Pourtant, nous restons constructifs, je trouve. Nous avançons de nombreuses idées, dont la mise en pratique ne coûterait rien d'autre qu'un peu d'huile de coude. Pour résoudre en partie les problèmes de l'établissement, nous proposons de participer à des tâches qui ne devraient pas nous revenir et pour lesquelles nous ne recevrons aucune rémunération supplémentaire : patrouiller dans les couloirs, recevoir et gérer les élèves exclus du cours d'un collègue, éduquer à l'école les parents des trublions. Nous nous parlons beaucoup. Nous ne nous sommes jamais autant parlés -bande d'individualistes farouches que nous sommes. En contrepartie de sa gestion déficiente de l'établissement, on pourra au moins créditer M. Navarre de ce beau résultat.
A la fin des premier et deuxième trimestres, l'ensemble des élèves du collège travaille sur les mêmes énoncés. L'idée est de les inciter à rafraîchir les connaissances acquises au cours des trois derniers mois (et aussi de neutraliser deux journées qui, situées juste avant des vacances, sont habituellement chaotiques). Ce sont les devoirs communs, qui occupent ce jeudi matin.

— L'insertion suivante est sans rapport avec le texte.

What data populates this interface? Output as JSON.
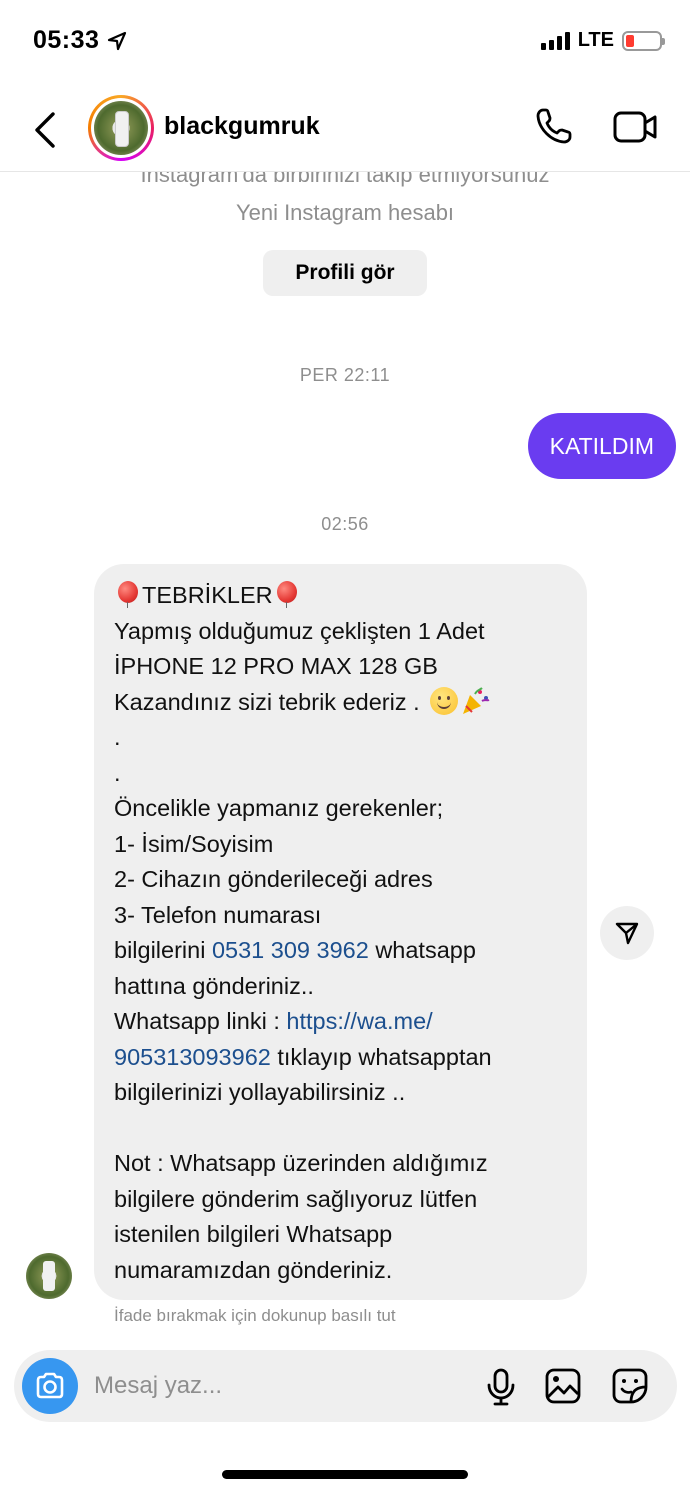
{
  "status_bar": {
    "time": "05:33",
    "network": "LTE",
    "battery_color": "#ff3b30"
  },
  "header": {
    "username": "blackgumruk",
    "icons": [
      "back-icon",
      "phone-icon",
      "video-icon"
    ]
  },
  "profile_info": {
    "follow_text": "Instagram'da birbirinizi takip etmiyorsunuz",
    "account_text": "Yeni Instagram hesabı",
    "view_profile_label": "Profili gör"
  },
  "messages": {
    "timestamp_1": "PER 22:11",
    "sent_text": "KATILDIM",
    "sent_color": "#6a3cf0",
    "timestamp_2": "02:56",
    "received": {
      "line_1": "TEBRİKLER",
      "line_2": "Yapmış olduğumuz çeklişten 1 Adet",
      "line_3": "İPHONE 12 PRO MAX 128 GB",
      "line_4": "Kazandınız sizi tebrik ederiz .",
      "line_5": ".",
      "line_6": ".",
      "line_7": "Öncelikle yapmanız gerekenler;",
      "line_8": "1- İsim/Soyisim",
      "line_9": "2- Cihazın gönderileceği adres",
      "line_10": "3- Telefon numarası",
      "line_11_pre": "bilgilerini ",
      "line_11_link": "0531 309 3962",
      "line_11_post": " whatsapp",
      "line_12": "hattına gönderiniz..",
      "line_13_pre": "Whatsapp linki : ",
      "line_13_link": "https://wa.me/",
      "line_14_link": "905313093962",
      "line_14_post": " tıklayıp whatsapptan",
      "line_15": "bilgilerinizi yollayabilirsiniz ..",
      "line_17": "Not : Whatsapp üzerinden aldığımız",
      "line_18": "bilgilere gönderim sağlıyoruz lütfen",
      "line_19": "istenilen bilgileri Whatsapp",
      "line_20": "numaramızdan gönderiniz.",
      "link_color": "#1c4f8e"
    },
    "hint": "İfade bırakmak için dokunup basılı tut"
  },
  "composer": {
    "placeholder": "Mesaj yaz...",
    "camera_color": "#3797f0",
    "icons": [
      "camera-icon",
      "microphone-icon",
      "gallery-icon",
      "sticker-icon"
    ]
  }
}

J'ai de la chance : on m'a attribué la surveillance des sixième. Pendant trois heures seulement interrompues par une récréation de dix minutes, mes 24 écoliers travaillent dans un silence quasi-absolu. Je n'entends que des reniflements et le froissement des feuilles. Le nom des élèves commence par C ou D : Campos, Carvalho, Choukri, Cissé, Darbouk, da Silva, Deram, Diaby, Dieng, Diop. Ils sont tous courbés sur leurs copies, ils font de leur mieux. Je regarde devant moi cet océan de cheveux crépus, lissés, tressés, tondus, frisés, peignés au gel, disposés en dreads, en crête, en couettes. Dehors, il fait un soleil magnifique, on est au temps qu'arbres feuillissent ; leur ombre bouge à nos fenêtres. Je me sens bien au milieu de ces enfants. Ahmed tire fortement la langue en coloriant je ne sais quoi ; Alejandro essaie de tricher sur son voisin, qui est encore plus paumé que lui ; Perla, tout là-bas près de la fenêtre, est adorable dans son pull rose bonbon, avec ses cils de biche et ses moues enfantines. Après des semaines de tension, je me relâche et je voudrais interrompre leur travail pour leur dire que je les aime. J'ai mal au coeur en pensant à toutes les épreuves qui traverseront leurs vies. J'essaie de ne pas penser au moment où je corrigerai leurs copies et où je constaterai que je n'ai pas réussi dans mon rôle auprès d'eux.